What Is Scalping in Trading?
Scalping is an ultra-short trading style that profits from tiny price moves, holding positions for seconds to minutes and relying on high win frequency and tight costs.
What Is Scalping in Trading?
Scalping is the shortest-term trading style, holding positions for seconds to minutes to capture very small price moves. Scalpers make many trades per session, aiming for high win frequency and tiny per-trade profits that compound across dozens of trades a day.
| Feature | Scalping |
|---|---|
| Hold time | Seconds to a few minutes |
| Timeframe | Tick, 1-minute |
| Trades per day | 10–100+ |
| Profit per trade | A few ticks / pips |
| Overnight risk | None |
How scalpers make money
- High win rate. Tiny targets are hit often — many scalpers aim for 60–80% wins.
- Tight stops. Risk per trade is small; one loss rarely wrecks the day.
- Frequency.

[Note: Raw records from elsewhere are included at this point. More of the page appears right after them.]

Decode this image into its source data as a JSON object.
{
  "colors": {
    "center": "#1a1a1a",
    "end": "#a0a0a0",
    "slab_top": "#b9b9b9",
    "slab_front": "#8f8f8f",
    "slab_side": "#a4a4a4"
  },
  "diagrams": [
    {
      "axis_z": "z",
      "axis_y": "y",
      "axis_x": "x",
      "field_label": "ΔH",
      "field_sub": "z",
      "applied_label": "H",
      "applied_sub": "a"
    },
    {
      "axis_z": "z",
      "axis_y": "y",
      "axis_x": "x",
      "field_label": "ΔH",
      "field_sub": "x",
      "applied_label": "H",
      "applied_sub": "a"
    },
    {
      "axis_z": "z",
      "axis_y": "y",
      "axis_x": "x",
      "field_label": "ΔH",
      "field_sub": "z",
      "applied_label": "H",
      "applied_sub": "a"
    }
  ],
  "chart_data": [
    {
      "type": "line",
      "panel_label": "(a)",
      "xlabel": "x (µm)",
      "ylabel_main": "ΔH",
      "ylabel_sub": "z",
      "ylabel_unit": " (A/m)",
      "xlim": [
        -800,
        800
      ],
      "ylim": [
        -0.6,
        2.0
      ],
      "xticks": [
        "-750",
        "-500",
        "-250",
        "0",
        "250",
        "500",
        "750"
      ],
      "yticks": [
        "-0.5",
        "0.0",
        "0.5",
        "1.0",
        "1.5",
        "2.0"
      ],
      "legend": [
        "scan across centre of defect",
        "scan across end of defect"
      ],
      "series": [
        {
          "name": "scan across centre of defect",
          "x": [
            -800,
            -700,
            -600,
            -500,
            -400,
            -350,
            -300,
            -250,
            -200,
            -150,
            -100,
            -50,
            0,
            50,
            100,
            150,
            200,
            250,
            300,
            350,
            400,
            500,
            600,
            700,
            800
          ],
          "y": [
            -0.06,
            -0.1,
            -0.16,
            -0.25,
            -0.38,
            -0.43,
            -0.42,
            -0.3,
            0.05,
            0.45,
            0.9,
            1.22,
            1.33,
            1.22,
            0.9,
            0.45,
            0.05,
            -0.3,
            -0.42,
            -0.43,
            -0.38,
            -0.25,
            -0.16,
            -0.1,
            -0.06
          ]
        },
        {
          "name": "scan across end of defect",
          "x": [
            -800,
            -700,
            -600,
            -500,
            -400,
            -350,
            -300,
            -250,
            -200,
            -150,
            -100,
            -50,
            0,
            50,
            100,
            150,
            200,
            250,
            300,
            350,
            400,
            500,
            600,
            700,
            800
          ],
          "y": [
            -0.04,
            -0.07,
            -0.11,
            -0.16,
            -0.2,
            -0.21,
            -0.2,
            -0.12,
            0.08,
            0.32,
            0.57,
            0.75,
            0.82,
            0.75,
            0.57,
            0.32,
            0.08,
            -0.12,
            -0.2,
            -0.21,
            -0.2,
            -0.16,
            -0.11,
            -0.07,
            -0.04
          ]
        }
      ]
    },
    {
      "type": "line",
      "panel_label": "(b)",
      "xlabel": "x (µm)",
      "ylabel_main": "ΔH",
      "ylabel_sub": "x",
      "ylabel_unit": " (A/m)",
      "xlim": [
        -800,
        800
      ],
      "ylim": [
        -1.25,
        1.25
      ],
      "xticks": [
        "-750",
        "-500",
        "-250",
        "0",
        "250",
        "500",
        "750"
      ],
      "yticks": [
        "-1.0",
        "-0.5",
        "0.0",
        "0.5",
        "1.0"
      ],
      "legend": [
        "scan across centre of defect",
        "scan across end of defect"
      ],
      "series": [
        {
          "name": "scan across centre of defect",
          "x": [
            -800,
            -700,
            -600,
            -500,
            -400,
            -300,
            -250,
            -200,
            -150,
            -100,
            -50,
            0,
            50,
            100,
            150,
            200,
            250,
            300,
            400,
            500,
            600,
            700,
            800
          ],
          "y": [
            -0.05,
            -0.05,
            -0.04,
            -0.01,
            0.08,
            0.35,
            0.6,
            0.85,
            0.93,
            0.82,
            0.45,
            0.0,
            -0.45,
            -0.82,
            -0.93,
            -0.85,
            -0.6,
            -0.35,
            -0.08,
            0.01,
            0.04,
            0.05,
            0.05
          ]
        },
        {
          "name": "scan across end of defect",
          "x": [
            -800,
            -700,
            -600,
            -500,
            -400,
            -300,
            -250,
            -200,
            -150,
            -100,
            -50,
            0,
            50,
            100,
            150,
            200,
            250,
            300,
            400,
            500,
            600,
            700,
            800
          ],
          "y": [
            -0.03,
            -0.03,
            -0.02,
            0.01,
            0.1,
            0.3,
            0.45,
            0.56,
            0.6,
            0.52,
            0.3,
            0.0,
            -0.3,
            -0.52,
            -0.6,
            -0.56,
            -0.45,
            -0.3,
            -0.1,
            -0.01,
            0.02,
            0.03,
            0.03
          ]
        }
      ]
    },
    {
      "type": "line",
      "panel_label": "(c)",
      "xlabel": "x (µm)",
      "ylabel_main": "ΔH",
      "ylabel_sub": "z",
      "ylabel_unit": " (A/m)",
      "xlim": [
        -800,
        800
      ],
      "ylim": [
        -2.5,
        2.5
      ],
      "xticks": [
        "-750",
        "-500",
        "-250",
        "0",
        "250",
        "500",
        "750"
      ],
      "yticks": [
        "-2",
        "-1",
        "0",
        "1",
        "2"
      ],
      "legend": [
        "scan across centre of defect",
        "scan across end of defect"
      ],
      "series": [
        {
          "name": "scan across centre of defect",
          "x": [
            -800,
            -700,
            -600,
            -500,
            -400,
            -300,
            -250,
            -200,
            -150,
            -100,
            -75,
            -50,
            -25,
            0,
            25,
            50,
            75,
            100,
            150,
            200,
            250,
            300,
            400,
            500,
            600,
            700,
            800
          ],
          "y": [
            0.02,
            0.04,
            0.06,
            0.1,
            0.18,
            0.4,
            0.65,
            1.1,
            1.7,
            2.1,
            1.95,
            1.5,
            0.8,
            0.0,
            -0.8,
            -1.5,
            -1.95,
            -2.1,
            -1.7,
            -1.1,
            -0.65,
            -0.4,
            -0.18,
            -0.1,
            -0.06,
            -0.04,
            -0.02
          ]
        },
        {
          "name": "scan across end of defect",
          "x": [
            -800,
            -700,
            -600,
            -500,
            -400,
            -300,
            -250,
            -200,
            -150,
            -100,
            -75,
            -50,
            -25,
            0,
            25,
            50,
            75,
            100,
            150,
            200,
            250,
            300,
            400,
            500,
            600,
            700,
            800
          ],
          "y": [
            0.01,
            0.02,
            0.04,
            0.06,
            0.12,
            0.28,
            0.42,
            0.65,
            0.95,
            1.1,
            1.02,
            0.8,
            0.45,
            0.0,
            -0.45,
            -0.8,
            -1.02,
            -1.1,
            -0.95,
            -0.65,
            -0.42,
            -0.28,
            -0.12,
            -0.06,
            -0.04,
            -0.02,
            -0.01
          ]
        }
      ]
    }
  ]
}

Hundreds of small wins compound into a meaningful daily result.
The catch is costs: every trade pays spread + commission, so the edge per trade must exceed the cost per trade or the strategy bleeds slowly.
Worked example
A forex scalper trades EUR/USD with a 0.2-pip spread and 0.4-pip commission (0.6 pips total cost).
- Buy at 1.10500; target 1.10530 (3 pips); stop at 1.10485 (1.5 pips).

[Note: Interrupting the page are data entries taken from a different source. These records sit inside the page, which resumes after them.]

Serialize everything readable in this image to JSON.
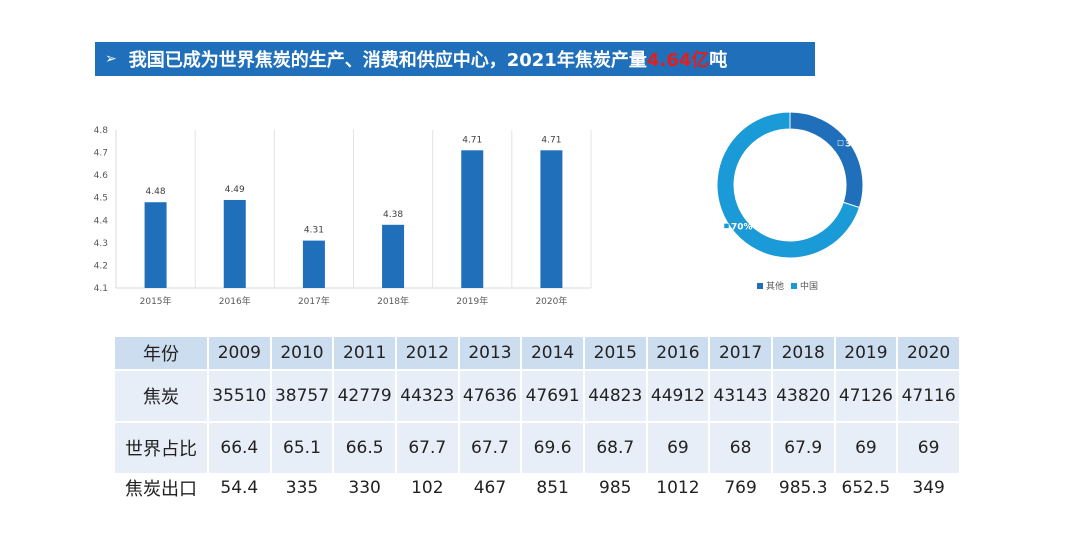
{
  "title": {
    "text": "我国已成为世界焦炭的生产、消费和供应中心，2021年焦炭产量",
    "highlight": "4.64亿",
    "suffix": "吨"
  },
  "chart_data": [
    {
      "type": "bar",
      "categories": [
        "2015年",
        "2016年",
        "2017年",
        "2018年",
        "2019年",
        "2020年"
      ],
      "values": [
        4.48,
        4.49,
        4.31,
        4.38,
        4.71,
        4.71
      ],
      "data_labels": [
        "4.48",
        "4.49",
        "4.31",
        "4.38",
        "4.71",
        "4.71"
      ],
      "ylim": [
        4.1,
        4.8
      ],
      "yticks": [
        "4.1",
        "4.2",
        "4.3",
        "4.4",
        "4.5",
        "4.6",
        "4.7",
        "4.8"
      ],
      "grid": "vertical",
      "bar_color": "#1f6fba"
    },
    {
      "type": "pie",
      "donut": true,
      "slices": [
        {
          "name": "其他",
          "value": 30,
          "label": "30%",
          "color": "#1f6fba"
        },
        {
          "name": "中国",
          "value": 70,
          "label": "70%",
          "color": "#1a9ad6"
        }
      ],
      "legend": "bottom"
    }
  ],
  "table": {
    "rows": [
      {
        "label": "年份",
        "cells": [
          "2009",
          "2010",
          "2011",
          "2012",
          "2013",
          "2014",
          "2015",
          "2016",
          "2017",
          "2018",
          "2019",
          "2020"
        ]
      },
      {
        "label": "焦炭",
        "cells": [
          "35510",
          "38757",
          "42779",
          "44323",
          "47636",
          "47691",
          "44823",
          "44912",
          "43143",
          "43820",
          "47126",
          "47116"
        ]
      },
      {
        "label": "世界占比",
        "cells": [
          "66.4",
          "65.1",
          "66.5",
          "67.7",
          "67.7",
          "69.6",
          "68.7",
          "69",
          "68",
          "67.9",
          "69",
          "69"
        ]
      },
      {
        "label": "焦炭出口",
        "cells": [
          "54.4",
          "335",
          "330",
          "102",
          "467",
          "851",
          "985",
          "1012",
          "769",
          "985.3",
          "652.5",
          "349"
        ]
      }
    ]
  }
}
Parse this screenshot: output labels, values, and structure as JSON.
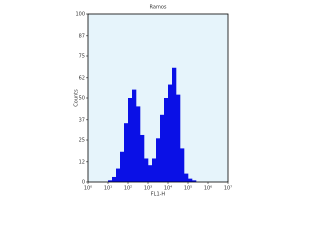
{
  "chart_data": {
    "type": "histogram",
    "title": "Ramos",
    "x_label": "FL1-H",
    "y_label": "Counts",
    "bins": [
      1,
      1.585,
      2.512,
      3.981,
      6.31,
      10,
      15.85,
      25.12,
      39.81,
      63.1,
      100,
      158.5,
      251.2,
      398.1,
      631,
      1000,
      1585,
      2512,
      3981,
      6310,
      10000,
      15850,
      25120,
      39810,
      63100,
      100000,
      158500,
      251200,
      398100,
      631000,
      1000000,
      1585000,
      2512000,
      3981000,
      6310000,
      10000000
    ],
    "values": [
      0,
      0,
      0,
      0,
      0,
      1,
      3,
      8,
      18,
      35,
      50,
      55,
      45,
      28,
      14,
      10,
      14,
      26,
      40,
      50,
      58,
      68,
      52,
      20,
      5,
      2,
      1,
      0,
      0,
      0,
      0,
      0,
      0,
      0,
      0
    ],
    "color": "#0a10e6",
    "background": "#e6f4fb",
    "x_log": true,
    "xlim": [
      1,
      10000000
    ],
    "xticks": [
      {
        "value": 1,
        "label": "10⁰"
      },
      {
        "value": 10,
        "label": "10¹"
      },
      {
        "value": 100,
        "label": "10²"
      },
      {
        "value": 1000,
        "label": "10³"
      },
      {
        "value": 10000,
        "label": "10⁴"
      },
      {
        "value": 100000,
        "label": "10⁵"
      },
      {
        "value": 1000000,
        "label": "10⁶"
      },
      {
        "value": 10000000,
        "label": "10⁷"
      }
    ],
    "ylim": [
      0,
      100
    ],
    "yticks": [
      0,
      12,
      25,
      37,
      50,
      62,
      75,
      87,
      100
    ]
  }
}
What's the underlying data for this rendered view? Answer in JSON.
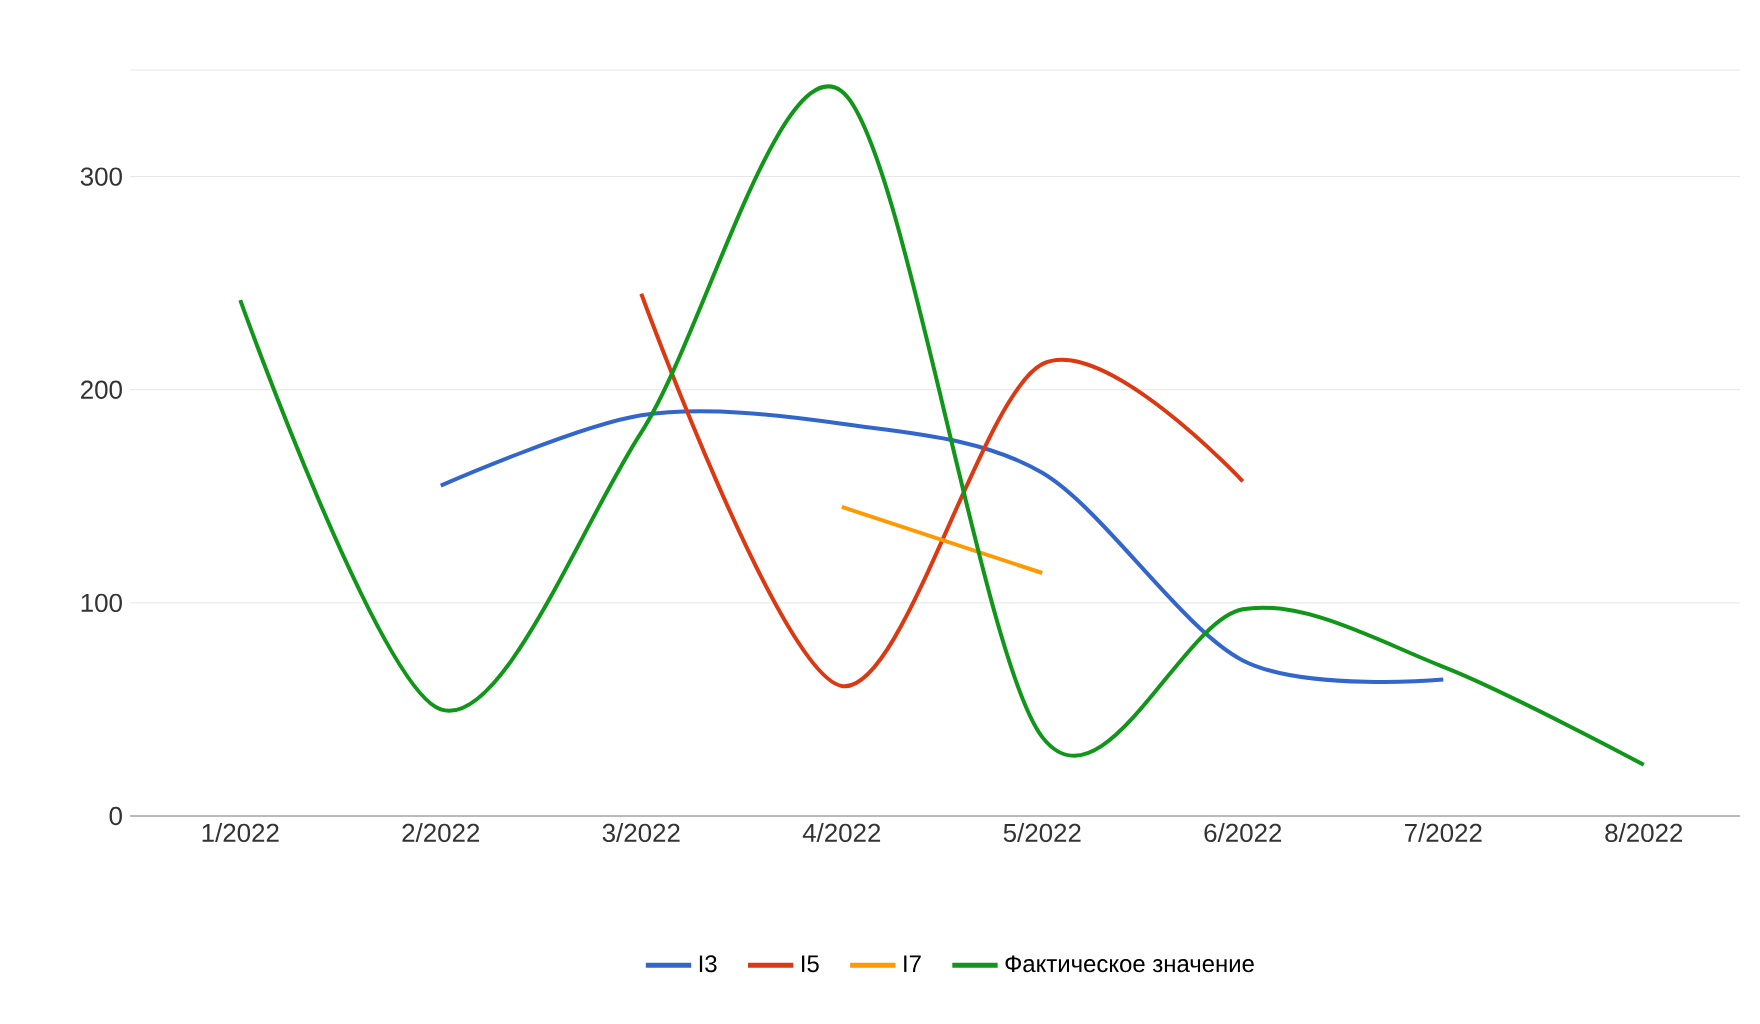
{
  "chart_data": {
    "type": "line",
    "categories": [
      "1/2022",
      "2/2022",
      "3/2022",
      "4/2022",
      "5/2022",
      "6/2022",
      "7/2022",
      "8/2022"
    ],
    "series": [
      {
        "name": "I3",
        "color": "#3366cc",
        "values": [
          null,
          155,
          188,
          184,
          161,
          73,
          64,
          null
        ]
      },
      {
        "name": "I5",
        "color": "#dc3912",
        "values": [
          null,
          null,
          245,
          61,
          212,
          157,
          null,
          null
        ]
      },
      {
        "name": "I7",
        "color": "#ff9900",
        "values": [
          null,
          null,
          null,
          145,
          114,
          null,
          null,
          null
        ]
      },
      {
        "name": "Фактическое значение",
        "color": "#109618",
        "values": [
          242,
          50,
          180,
          340,
          37,
          97,
          70,
          24
        ]
      }
    ],
    "ylim": [
      0,
      350
    ],
    "yticks": [
      0,
      100,
      200,
      300,
      {
        "value": 350,
        "label": null
      }
    ],
    "grid": "y",
    "legend": "bottom"
  }
}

- Win: +3 − 0.6 = +2.4 pips net.
- Loss: −1.5 − 0.6 = −2.1 pips net.
At a 65% win rate over 50 trades/day: 32 wins × 2.4 − 18 losses × 2.1 = +39 pips/day. Drop the win rate 5 points and the edge vanishes.
Common strategies
- Spread capture / market making — Buy at bid, sell at ask, repeat.
- Momentum scalps — Ride a 1-minute breakout for a few ticks.
- Mean reversion — Fade 1-minute extremes back to VWAP.
- News scalping — React in the first seconds after a release.
Why most beginners shouldn't scalp
- Cost dominance. At 0.6 pips per trade, the edge must be huge relative to the move.
- Speed. You compete with co-located algorithms and DMA professionals.
- Attention. Minutes of distraction can erase a day's gains.
- Emotional toll. Frequent losses accumulate psychologically.
- Broker requirements. Needs direct access, raw spreads, and fast execution — most retail accounts don't qualify.
Risk rules
- Risk 0.1%–0.25% per trade; many trades compound.
- Hard daily loss limit — stop after 3–5 losses or −1%.
- Trade only the most liquid instruments.
- Never widen a stop — a scalp's edge is small.
Common mistakes
- Standard broker. Marked-up spreads make scalping mathematically impossible.
- Holding losers. A scalp that turns should be cut in seconds, not "held to see."
- Ignoring commissions. A strategy that "wins" 0.5 pips before costs loses after.
- Scaling up too fast. Doubling size after a hot week is how scalpers blow up.
Bottom line
Scalping looks easy — small targets, frequent wins, no overnight risk. It isn't. It is the most cost-sensitive, technology-dependent style of trading, where a 5% swing in win rate separates profit from ruin. Prove an edge on a simulator over hundreds of trades first, with realistic costs, before risking a cent.